Photo credit: Melissa Gamache

Emilie Kahn, formerly known as Emilie & Ogden talks us through the creative process behind her aesthetically pleasing visuals for ‘Island’.
’Island’ is taken from Emilie Kahn’s stunning sophomore full-length album, ‘Outro’ , which is out February 22nd via Secret City Records and will feature in the reviews section of the first issue of our physical magazine, due out January 14th and available for pre-order, here.

Emilie Kahn Explains
Where was the video for 'Island' filmed?

‘Island’ was filmed in various locations here in Quebec, in and around Montreal. One of the main locations was a motocross track in Oka, plus a local diner nearby. Other shots were done in studio — the scene where I appear to be laying on a beach I was actually on the roof of the studio. 

How does the video connect with the song?

The song is about feeling disillusioned and defeated, and just wanting to disappear to another place.
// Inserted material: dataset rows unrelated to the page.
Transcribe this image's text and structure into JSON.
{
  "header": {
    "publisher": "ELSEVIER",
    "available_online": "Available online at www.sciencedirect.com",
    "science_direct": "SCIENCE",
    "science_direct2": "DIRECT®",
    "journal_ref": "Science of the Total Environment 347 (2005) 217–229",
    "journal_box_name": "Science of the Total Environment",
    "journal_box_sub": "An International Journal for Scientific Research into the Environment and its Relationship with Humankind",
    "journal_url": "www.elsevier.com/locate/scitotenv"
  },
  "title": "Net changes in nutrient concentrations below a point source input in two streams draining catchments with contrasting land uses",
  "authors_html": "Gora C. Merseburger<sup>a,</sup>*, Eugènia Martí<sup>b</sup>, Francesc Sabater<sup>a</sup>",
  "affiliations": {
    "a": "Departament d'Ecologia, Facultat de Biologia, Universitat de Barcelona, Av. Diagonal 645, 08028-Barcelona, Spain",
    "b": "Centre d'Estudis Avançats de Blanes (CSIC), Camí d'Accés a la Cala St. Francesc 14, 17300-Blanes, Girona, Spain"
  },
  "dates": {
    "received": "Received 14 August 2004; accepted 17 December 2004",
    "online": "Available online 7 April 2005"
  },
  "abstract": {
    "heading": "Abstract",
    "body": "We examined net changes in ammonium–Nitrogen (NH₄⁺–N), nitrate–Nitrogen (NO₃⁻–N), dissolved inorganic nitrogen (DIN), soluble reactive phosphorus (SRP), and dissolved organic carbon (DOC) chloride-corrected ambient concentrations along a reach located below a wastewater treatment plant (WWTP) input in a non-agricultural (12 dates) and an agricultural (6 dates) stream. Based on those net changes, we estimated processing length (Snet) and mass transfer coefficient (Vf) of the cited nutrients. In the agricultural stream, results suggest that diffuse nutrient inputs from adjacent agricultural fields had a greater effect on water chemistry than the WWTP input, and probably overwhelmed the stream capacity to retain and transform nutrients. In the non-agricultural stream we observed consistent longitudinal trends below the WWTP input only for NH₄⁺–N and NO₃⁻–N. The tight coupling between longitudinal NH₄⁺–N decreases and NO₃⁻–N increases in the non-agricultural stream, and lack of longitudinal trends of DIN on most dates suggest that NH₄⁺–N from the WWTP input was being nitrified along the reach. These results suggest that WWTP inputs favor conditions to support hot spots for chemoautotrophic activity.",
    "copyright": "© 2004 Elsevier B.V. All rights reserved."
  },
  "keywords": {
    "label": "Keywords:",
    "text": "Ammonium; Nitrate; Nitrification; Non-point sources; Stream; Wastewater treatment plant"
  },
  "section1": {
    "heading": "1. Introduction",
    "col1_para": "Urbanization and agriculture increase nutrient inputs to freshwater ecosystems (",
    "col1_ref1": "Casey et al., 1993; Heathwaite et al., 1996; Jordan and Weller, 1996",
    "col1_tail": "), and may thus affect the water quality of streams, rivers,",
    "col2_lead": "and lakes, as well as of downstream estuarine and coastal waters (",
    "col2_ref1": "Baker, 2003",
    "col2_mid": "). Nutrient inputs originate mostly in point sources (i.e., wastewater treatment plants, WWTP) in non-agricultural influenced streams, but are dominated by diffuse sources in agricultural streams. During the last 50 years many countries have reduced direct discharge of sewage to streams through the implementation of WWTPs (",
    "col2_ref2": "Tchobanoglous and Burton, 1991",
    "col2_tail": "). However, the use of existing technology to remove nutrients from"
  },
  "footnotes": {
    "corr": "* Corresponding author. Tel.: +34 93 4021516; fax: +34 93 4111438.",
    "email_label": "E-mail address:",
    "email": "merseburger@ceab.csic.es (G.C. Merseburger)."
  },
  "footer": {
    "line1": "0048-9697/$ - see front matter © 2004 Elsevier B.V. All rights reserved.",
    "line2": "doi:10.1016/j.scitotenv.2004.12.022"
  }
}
Many of the images in the video are meant to portray myself instead finding refuge either internally or by leaning on other women, while still existing in the centre of a crowded, chaotic world.

Do you have any noteworthy behind the scenes stories? 

This was the first set I’ve been on that was made up of mostly women, both behind and in front of the camera, which created a very special and fun energy for the two days of shooting. For instance, while we were trying to get the shot of all the girls laying together in a pile none of us could stop laughing. When it came to the outdoor scenes, it was actually super cold outside, so when I appear to be relaxing in a bathing suit in reality I was freezing and the team had to run and cover me up between shots. 

Could you tell us about the ideas/ themes/ imagery used? 

Director Marie-Soleil Denault has an incredible talent for creating striking, of-the-moment images. The styling and art direction portray a sort of tongue-in-cheek vision of feminine glamour, which is then subverted by placing myself and the girls in not-so-glamourous, often “masculine” locations. 

Is there a message the video is trying to convey?

Rather than being in competition with one-another, we can find liberation through solidarity.